Palavras-Chave: –Acupuntura; –Internato e Residência; –Entrevista; –Humanidades; –Humanização da Assistência

ABSTRACT

This study resulted from the observed considerable increase in integrative practices in health and their insertion in the Brazilian Unified Health System through the National Policy of Integrative and Complementary Practices in Health (PNPIC) of 2006. The question then arises of the reasons that led to this increase. The present study analyzed the reasons behind newly trained physicians seeking to specialize in Acupuncture at the Federal University of São Paulo, a recent medical residency program in the profession. The authors used an Oral History methodology due to its humanizing potential when dealing with accounts given by colleagues and to help interviewees recall their experiences. Data analysis was carried out using the Immersion and Crystallization method, based on hermeneutic phenomenology, through which common themes emerged in the narratives of the interviewees, which could then be analyzed based on the current literature. From the collected and analyzed narratives it is observed that dissatisfaction with the practice of the biomedical model is a major factor that influences the physicians’ choice of Acupuncture. That model is seen to treat the patient as a being that is compartmentalized into multiple specialties, transforming the patient into pieces without really assessing their existence as a person and their health as a whole. All the interviewees stated that they consider Acupuncture a more humane health care practice, corresponding to their longing to treat the patient, not only their parts, or their isolated symptoms, which factor is fundamental to understanding the growth of these practices. A deeper analysis of the narratives allowed us to observe that in the life history of these young doctors there are experiences that have enabled them to be willing to develop their humanity more intensely. Another conspicuous feature that emerged in the narratives was the fact that none of the interviewees had any contact with Acupuncture during their undergraduate medical training, which demonstrates its incipient insertion in the academic environment, even though this practice has been recognized by the Federal Council of Medicine as a medical specialty since the 1990s.

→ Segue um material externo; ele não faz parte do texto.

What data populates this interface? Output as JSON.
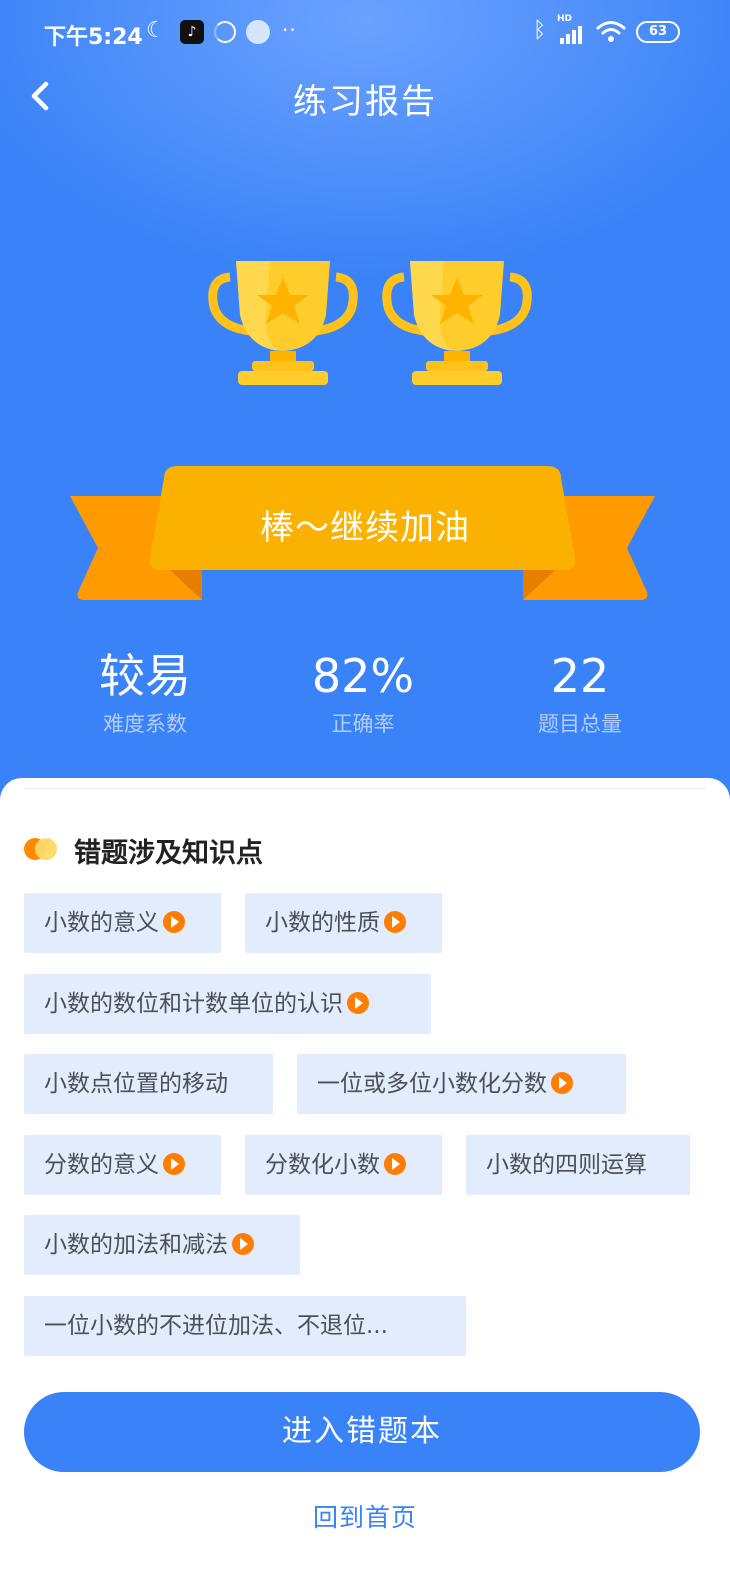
{
  "status_bar": {
    "time": "下午5:24",
    "icons": [
      "moon-icon",
      "tiktok-icon",
      "loading-ring-icon",
      "cloud-app-icon",
      "more-dots-icon",
      "bluetooth-icon",
      "signal-icon",
      "wifi-icon",
      "battery-icon"
    ],
    "battery": "63",
    "network": "HD"
  },
  "header": {
    "title": "练习报告"
  },
  "ribbon": {
    "text": "棒～继续加油"
  },
  "stats": [
    {
      "value": "较易",
      "label": "难度系数"
    },
    {
      "value": "82%",
      "label": "正确率"
    },
    {
      "value": "22",
      "label": "题目总量"
    }
  ],
  "section": {
    "title": "错题涉及知识点"
  },
  "tags": [
    {
      "label": "小数的意义",
      "video": true
    },
    {
      "label": "小数的性质",
      "video": true
    },
    {
      "label": "小数的数位和计数单位的认识",
      "video": true
    },
    {
      "label": "小数点位置的移动",
      "video": false
    },
    {
      "label": "一位或多位小数化分数",
      "video": true
    },
    {
      "label": "分数的意义",
      "video": true
    },
    {
      "label": "分数化小数",
      "video": true
    },
    {
      "label": "小数的四则运算",
      "video": false
    },
    {
      "label": "小数的加法和减法",
      "video": true
    },
    {
      "label": "一位小数的不进位加法、不退位...",
      "video": false
    }
  ],
  "actions": {
    "primary": "进入错题本",
    "secondary": "回到首页"
  },
  "colors": {
    "primary_blue": "#3a82f7",
    "ribbon_orange": "#fbb100",
    "accent_orange": "#ff7d00",
    "tag_bg": "#e3ecfc"
  }
}
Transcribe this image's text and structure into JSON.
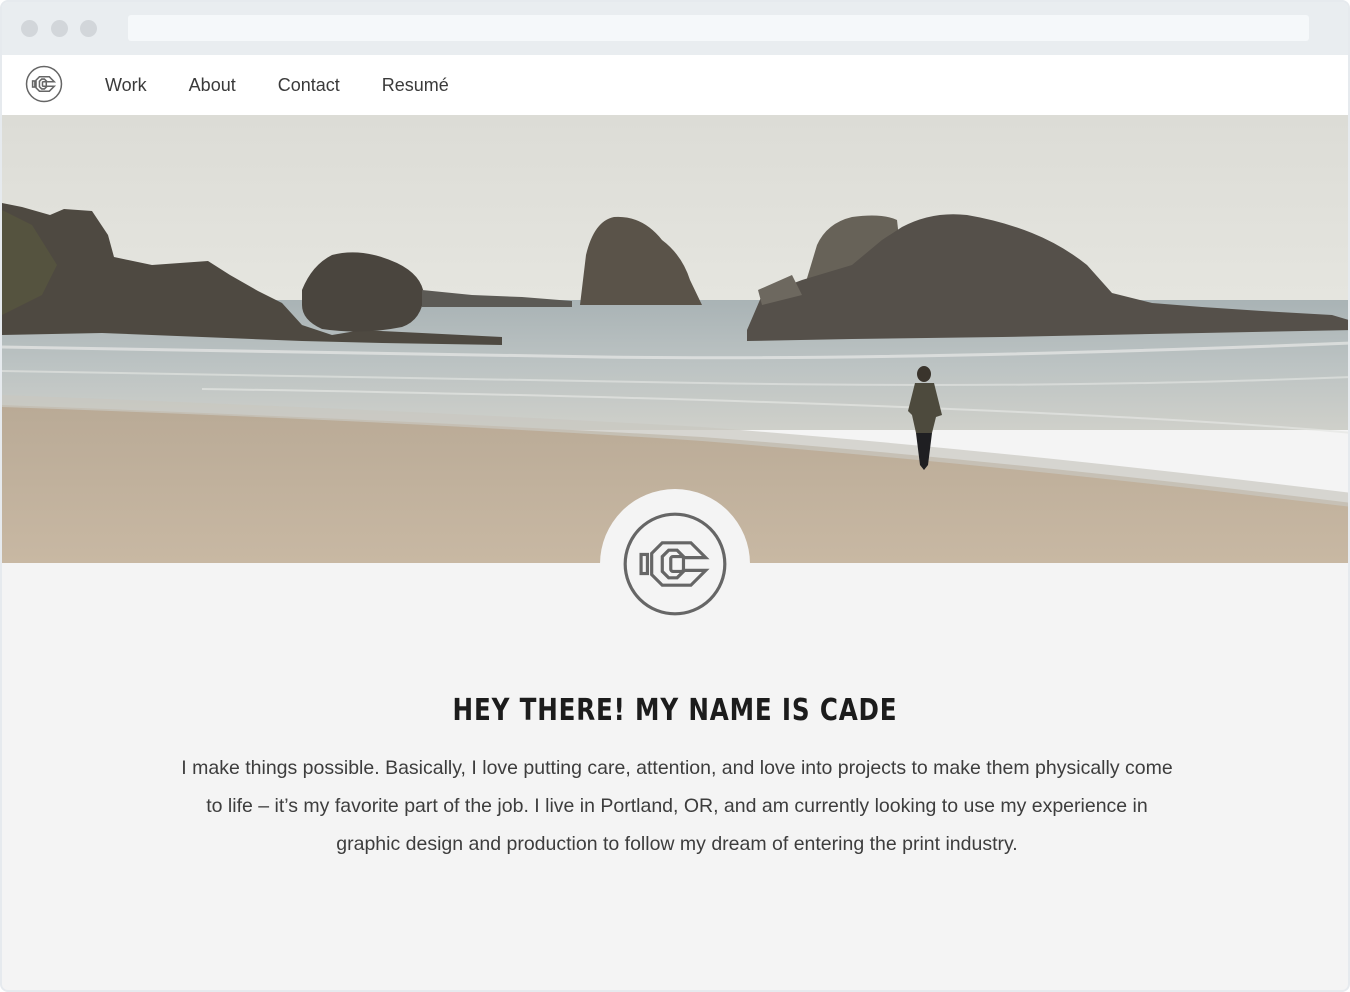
{
  "browser": {
    "window_dots": [
      "close",
      "minimize",
      "maximize"
    ],
    "url_text": ""
  },
  "nav": {
    "logo_icon": "cade-monogram-icon",
    "items": [
      {
        "label": "Work"
      },
      {
        "label": "About"
      },
      {
        "label": "Contact"
      },
      {
        "label": "Resumé"
      }
    ]
  },
  "hero": {
    "image": "beach-sea-stacks-photo"
  },
  "intro": {
    "badge_icon": "cade-monogram-icon",
    "headline": "HEY THERE! MY NAME IS CADE",
    "bio": "I make things possible. Basically, I love putting care, attention, and love into projects to make them physically come to life – it’s my favorite part of the job. I live in Portland, OR, and am currently looking to use my experience in graphic design and production to follow my dream of entering the print industry."
  },
  "colors": {
    "chrome": "#e9edf0",
    "nav_bg": "#ffffff",
    "content_bg": "#f4f4f4",
    "headline": "#1c1c1c",
    "body_text": "#3d3d3d",
    "logo_stroke": "#666666"
  }
}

Key words: –Acupuncture; –Internship and Residency; –Interview; –Humanities; –Humanization of Assistance

INTRODUÇÃO

A inclusão da acupuntura no Sistema Único de Saúde (SUS) se deu por meio de pressões dos movimentos sociais1, evidenciando essa busca pelo diverso, inclusive oriunda dos pacientes. Esse dado nos faz refletir sobre a necessidade real de humanização da medicina ocidental, uma vez que tem sido mostrado que a crise no sistema mecanicista da saúde é fator fundamental para a procura por práticas integrativas2.

Gallian3 nos alerta para uma realidade advinda do avanço tecnológico aplicado à saúde, um processo crescente de desumanização. A “humanização”, que era foco de debates acadêmicos e objeto de pesquisa, é hoje um termo corriqueiro e preditor de qualidade de serviços quando usado em publicidade. Em consequência desse teor publicitário do termo, surgiram inúmeros cursos de treinamento profissional humanizador na tentativa de responder à demanda social. Porém, devido à falta de embasamento teórico-científico acerca do que essa característica significa e representa, essa resposta é pouco efetiva na mudança do fazer saúde4.

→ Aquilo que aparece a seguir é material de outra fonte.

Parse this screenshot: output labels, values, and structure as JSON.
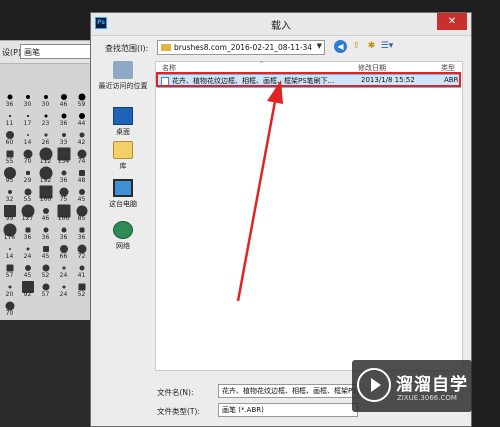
{
  "background_panel": {
    "preset_label": "设(P):",
    "preset_value": "画笔",
    "brush_sizes": [
      "36",
      "30",
      "30",
      "46",
      "59",
      "11",
      "17",
      "23",
      "36",
      "44",
      "60",
      "14",
      "26",
      "33",
      "42",
      "55",
      "70",
      "112",
      "134",
      "74",
      "95",
      "29",
      "192",
      "36",
      "48",
      "32",
      "55",
      "100",
      "75",
      "45",
      "99",
      "127",
      "46",
      "106",
      "85",
      "176",
      "36",
      "36",
      "36",
      "36",
      "14",
      "24",
      "45",
      "66",
      "72",
      "57",
      "45",
      "52",
      "24",
      "41",
      "20",
      "92",
      "57",
      "24",
      "52",
      "70"
    ]
  },
  "dialog": {
    "title": "载入",
    "app_icon_text": "Ps",
    "close_glyph": "✕",
    "look_in_label": "查找范围(I):",
    "look_in_value": "brushes8.com_2016-02-21_08-11-34",
    "places": [
      {
        "label": "最近访问的位置",
        "icon": "recent-places-icon"
      },
      {
        "label": "桌面",
        "icon": "desktop-icon"
      },
      {
        "label": "库",
        "icon": "library-icon"
      },
      {
        "label": "这台电脑",
        "icon": "this-pc-icon"
      },
      {
        "label": "网络",
        "icon": "network-icon"
      }
    ],
    "columns": {
      "name": "名称",
      "date": "修改日期",
      "type": "类型"
    },
    "files": [
      {
        "name": "花卉、植物花纹边框、相框、画框、框架PS笔刷下...",
        "date": "2013/1/8 15:52",
        "type": "ABR"
      }
    ],
    "file_name_label": "文件名(N):",
    "file_name_value": "花卉、植物花纹边框、相框、画框、框架PS笔刷下载",
    "file_type_label": "文件类型(T):",
    "file_type_value": "画笔 (*.ABR)"
  },
  "annotation": {
    "color": "#e02424"
  },
  "watermark": {
    "name": "溜溜自学",
    "url": "ZIXUE.3066.COM"
  }
}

Para muitos, algo como olhar nos olhos, falar pausadamente e dar atenção aos anseios trazidos pelo paciente é, simplesmente, sinônimo de educação. Mas os autores desse projeto pensam diferente. Gallian e Reginato5 mostram a ineficiência desse pensamento do ensino técnico e da criação de um conjunto de “habilidades humanizadoras”.

Em 2006, com a implementação da Política Nacional de Práticas Integrativas e Complementares no SUS (PNPIC), o governo federal assumiu o compromisso com a integralidade do atendimento em saúde1. Antes chamada de “medicina alternativa” e não integrada ao SUS, hoje, a acupuntura, como principal expoente dessa modalidade6, cresceu 567% de 2007 a 2011 no Estado de São Paulo, segundo a Secretaria de Estado de Saúde7.

Se para Palmeira8 a crise do cientificismo era uma provável justificativa para o aumento na busca das práticas integrativas, vemos que a inclusão dessas práticas em protocolos de pesquisa quantitativa em busca da verificação de sua eficiência se dá de maneira concomitante e independente do aumento da clínica, até de forma paradoxal.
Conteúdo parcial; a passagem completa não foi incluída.